Judge rejects NYC subway bomber’s conviction challenge

NEW YORK (AP) — The conviction of a Bangladeshi immigrant who set off a pipe bomb attached to his chest in New York City’s busiest subway station was properly returned by a Manhattan jury, a judge said in a decision released Monday.

The December 2017 attack by Akayed Ullah, 30, of Brooklyn, fizzled when the bomb barely exploded, burning Ullah but causing mostly minor injuries to others.

Judge Richard Sullivan rejected several challenges by Ullah to his November 2018 conviction for the attack in subway tunnels beneath Times Square and the Port Authority bus terminal. Those challenges included a claim that he did not provide support to the Islamic State group.

Sullivan said in a decision dated Dec. 31 but placed in the public record Monday that evidence “amply establishes” that Ullah acted at the group’s direction by “heeding the call of the organization’s propaganda and recruiting materials.”

The judge noted that Ullah told arresting officers that he had viewed a video encouraging the kind of attack he tried to carry out. Sullivan said Ullah also told police that he carried out the attack “for the Islamic State.”

Ullah faces a mandatory 30-year prison term and could be locked up for life at a sentencing that is currently delayed by restrictions put in place because of the coronavirus pandemic.

Amy Gallicchio, a lawyer for Ullah, declined comment. Prosecutors declined through a spokesperson to comment.

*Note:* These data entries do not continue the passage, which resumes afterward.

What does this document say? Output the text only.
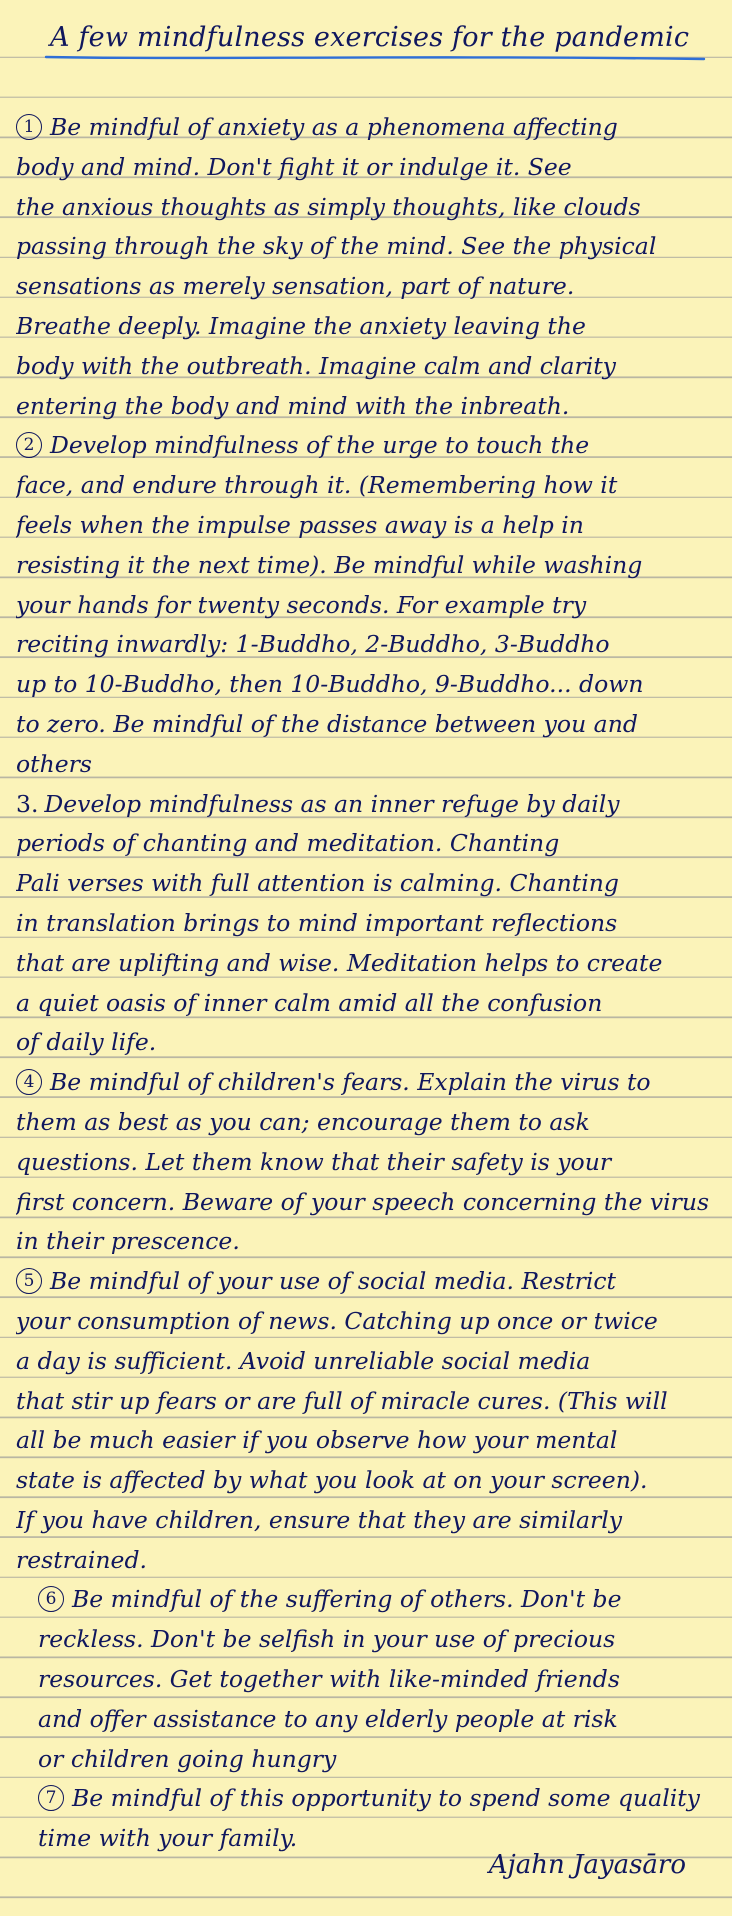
A few mindfulness exercises for the pandemic
1 Be mindful of anxiety as a phenomena affecting
body and mind. Don't fight it or indulge it. See
the anxious thoughts as simply thoughts, like clouds
passing through the sky of the mind. See the physical
sensations as merely sensation, part of nature.
Breathe deeply. Imagine the anxiety leaving the
body with the outbreath. Imagine calm and clarity
entering the body and mind with the inbreath.
2 Develop mindfulness of the urge to touch the
face, and endure through it. (Remembering how it
feels when the impulse passes away is a help in
resisting it the next time). Be mindful while washing
your hands for twenty seconds. For example try
reciting inwardly: 1-Buddho, 2-Buddho, 3-Buddho
up to 10-Buddho, then 10-Buddho, 9-Buddho... down
to zero. Be mindful of the distance between you and
others
3. Develop mindfulness as an inner refuge by daily
periods of chanting and meditation. Chanting
Pali verses with full attention is calming. Chanting
in translation brings to mind important reflections
that are uplifting and wise. Meditation helps to create
a quiet oasis of inner calm amid all the confusion
of daily life.
4 Be mindful of children's fears. Explain the virus to
them as best as you can; encourage them to ask
questions. Let them know that their safety is your
first concern. Beware of your speech concerning the virus
in their prescence.
5 Be mindful of your use of social media. Restrict
your consumption of news. Catching up once or twice
a day is sufficient. Avoid unreliable social media
that stir up fears or are full of miracle cures. (This will
all be much easier if you observe how your mental
state is affected by what you look at on your screen).
If you have children, ensure that they are similarly
restrained.
6 Be mindful of the suffering of others. Don't be
reckless. Don't be selfish in your use of precious
resources. Get together with like-minded friends
and offer assistance to any elderly people at risk
or children going hungry
7 Be mindful of this opportunity to spend some quality
time with your family.
Ajahn Jayasāro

Immediately after jurors left the courtroom after announcing their verdict, Ullah spoke out, saying he did not act on the Islamic State group’s behalf but instead planned the attack because he was angry that President Donald Trump said he would bomb the Middle East.

At trial, Ullah was confronted with his post-arrest statements and social media comments, including when he taunted Trump on Facebook before the attack.

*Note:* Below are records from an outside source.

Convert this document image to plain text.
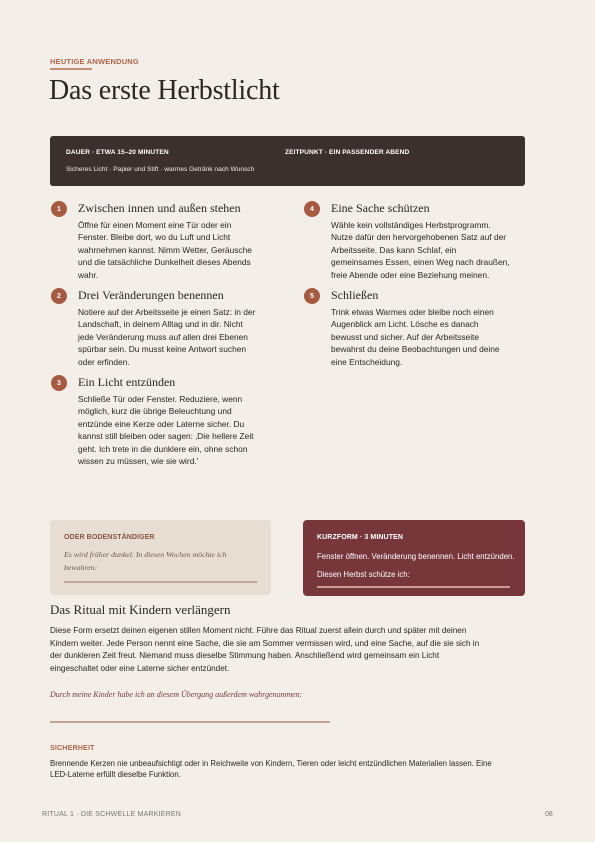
HEUTIGE ANWENDUNG
Das erste Herbstlicht
DAUER · ETWA 15–20 MINUTEN	ZEITPUNKT · EIN PASSENDER ABEND
Sicheres Licht · Papier und Stift · warmes Getränk nach Wunsch
1	Zwischen innen und außen stehen
Öffne für einen Moment eine Tür oder ein
Fenster. Bleibe dort, wo du Luft und Licht
wahrnehmen kannst. Nimm Wetter, Geräusche
und die tatsächliche Dunkelheit dieses Abends
wahr.
2	Drei Veränderungen benennen
Notiere auf der Arbeitsseite je einen Satz: in der
Landschaft, in deinem Alltag und in dir. Nicht
jede Veränderung muss auf allen drei Ebenen
spürbar sein. Du musst keine Antwort suchen
oder erfinden.
3	Ein Licht entzünden
Schließe Tür oder Fenster. Reduziere, wenn
möglich, kurz die übrige Beleuchtung und
entzünde eine Kerze oder Laterne sicher. Du
kannst still bleiben oder sagen: ‚Die hellere Zeit
geht. Ich trete in die dunklere ein, ohne schon
wissen zu müssen, wie sie wird.'
4	Eine Sache schützen
Wähle kein vollständiges Herbstprogramm.
Nutze dafür den hervorgehobenen Satz auf der
Arbeitsseite. Das kann Schlaf, ein
gemeinsames Essen, einen Weg nach draußen,
freie Abende oder eine Beziehung meinen.
5	Schließen
Trink etwas Warmes oder bleibe noch einen
Augenblick am Licht. Lösche es danach
bewusst und sicher. Auf der Arbeitsseite
bewahrst du deine Beobachtungen und deine
eine Entscheidung.
ODER BODENSTÄNDIGER
Es wird früher dunkel. In diesen Wochen möchte ich
bewahren:
KURZFORM · 3 MINUTEN
Fenster öffnen. Veränderung benennen. Licht entzünden.
Diesen Herbst schütze ich:
Das Ritual mit Kindern verlängern
Diese Form ersetzt deinen eigenen stillen Moment nicht. Führe das Ritual zuerst allein durch und später mit deinen
Kindern weiter. Jede Person nennt eine Sache, die sie am Sommer vermissen wird, und eine Sache, auf die sie sich in
der dunkleren Zeit freut. Niemand muss dieselbe Stimmung haben. Anschließend wird gemeinsam ein Licht
eingeschaltet oder eine Laterne sicher entzündet.
Durch meine Kinder habe ich an diesem Übergang außerdem wahrgenommen:
SICHERHEIT
Brennende Kerzen nie unbeaufsichtigt oder in Reichweite von Kindern, Tieren oder leicht entzündlichen Materialien lassen. Eine
LED-Laterne erfüllt dieselbe Funktion.
RITUAL 1 · DIE SCHWELLE MARKIEREN	08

Hours after Ullah’s bombing attempt, Trump derided the immigration system that had allowed Ullah — and multitudes of law-abiding Bangladeshis — to enter the U.S.

Ullah got an entry visa in 2011 because he had an uncle who was already a U.S. citizen. Trump said allowing foreigners to follow relatives to the U.S. was “incompatible with national security.”

Sullivan, who now sits on the Manhattan federal appeals court, presided over Ullah’s trial when he was a district court judge.